Solar Orbiter has been traveling through space for more than two years, making several close flybys of Venus as it steadily inches closer to the Sun. On September 4, the small spacecraft was in the midst of its most recent gravitational assist when it felt the violent wrath of our host star.
The Sun fired off a gigantic coronal mass ejection on August 30, reaching the spacecraft just a few days later. Thankfully, Solar Orbiter is built to withstand these types of temperamental outbursts from the Sun, and it was even able to collect valuable data on solar storms.
Launched in February 2020, Solar Orbiter is a collaborative mission between the European Space Agency (ESA) and NASA. It’s designed to observe the Sun from up close and resolve some of the lingering mysteries about solar wind, the Sun’s magnetic field, and the rather unpredictable space weather. Throughout the course of its decade-long mission, the spacecraft will perform several flybys of Venus to adjust its orbit, bringing it closer to the Sun and out of the solar system plane such that it can peer down at the Sun from a unique vantage point. Solar Orbiter returns to Venus every few orbits around the Sun (one orbit takes around 168 days), but its latest rendezvous with the second planet was unusually eventful.

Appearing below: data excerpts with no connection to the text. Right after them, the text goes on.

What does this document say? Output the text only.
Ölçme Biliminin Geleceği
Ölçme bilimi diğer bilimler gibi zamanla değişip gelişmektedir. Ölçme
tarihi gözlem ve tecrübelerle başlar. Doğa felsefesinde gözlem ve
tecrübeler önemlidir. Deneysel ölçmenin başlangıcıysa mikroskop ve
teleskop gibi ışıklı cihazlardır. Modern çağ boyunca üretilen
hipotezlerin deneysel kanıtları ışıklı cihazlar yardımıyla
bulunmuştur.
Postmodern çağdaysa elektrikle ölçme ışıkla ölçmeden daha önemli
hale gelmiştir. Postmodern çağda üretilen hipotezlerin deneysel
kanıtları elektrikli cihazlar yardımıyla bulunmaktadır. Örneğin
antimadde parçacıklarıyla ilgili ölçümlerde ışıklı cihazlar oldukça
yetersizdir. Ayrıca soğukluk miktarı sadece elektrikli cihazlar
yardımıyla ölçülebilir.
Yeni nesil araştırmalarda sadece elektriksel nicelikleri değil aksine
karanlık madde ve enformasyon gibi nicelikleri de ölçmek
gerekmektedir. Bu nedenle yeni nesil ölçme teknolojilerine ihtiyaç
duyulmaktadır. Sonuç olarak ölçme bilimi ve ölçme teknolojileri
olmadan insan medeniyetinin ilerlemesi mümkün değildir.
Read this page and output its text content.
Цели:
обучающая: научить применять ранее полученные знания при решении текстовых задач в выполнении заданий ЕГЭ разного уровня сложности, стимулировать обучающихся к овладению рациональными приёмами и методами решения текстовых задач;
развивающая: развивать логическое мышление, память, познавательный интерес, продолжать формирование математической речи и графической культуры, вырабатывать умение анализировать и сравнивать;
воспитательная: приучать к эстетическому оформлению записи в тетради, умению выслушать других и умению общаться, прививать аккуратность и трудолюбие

The Sun frequently produces coronal mass ejections (CMEs), or ejections of plasma that shoot out from the Sun and spread outward through the solar system. CMEs erode the Venusian atmosphere as the solar wave strips the planet of its gases, according to an ESA statement. On August 30, a massive CME shot out of the Sun and headed towards Venus. It reached the planet just as Solar Orbiter was about to make its third close flyby of Venus, with the spacecraft recording an increase in solar energetic particles.
Some of the spacecraft’s instruments had to be turned off during its flyby around Venus, but its scientific instruments were still running, allowing it to collect valuable data on the Sun’s latest outburst. Solar Orbiter is designed to withstand a distance of just 0.27 AU from the Sun’s surface (almost three-quarters of the total distance from Earth to the Sun), where temperatures reach 1,000 degrees Fahrenheit (537 degrees Celsius). The spacecraft has a special black coating that protects it from the Sun’s scorching temperatures. Solar Orbiter will be capable of getting close enough to the Sun to observe its eruptions without being harmed.
Understanding solar flares is crucial for the future of space exploration as space weather can pose serious risks for spacecraft and astronauts venturing off to cosmic destinations.
“Gathering data on events like this is crucial to understanding how they arise, improving our space weather models, forecasts and early-warning systems,” Alexi Glover, ESA Space Weather Service Coordinator, said in the statement. “Solar Orbiter is providing us with an excellent opportunity to compare our forecasts with real observations and test how well our models and tools perform for these regions.”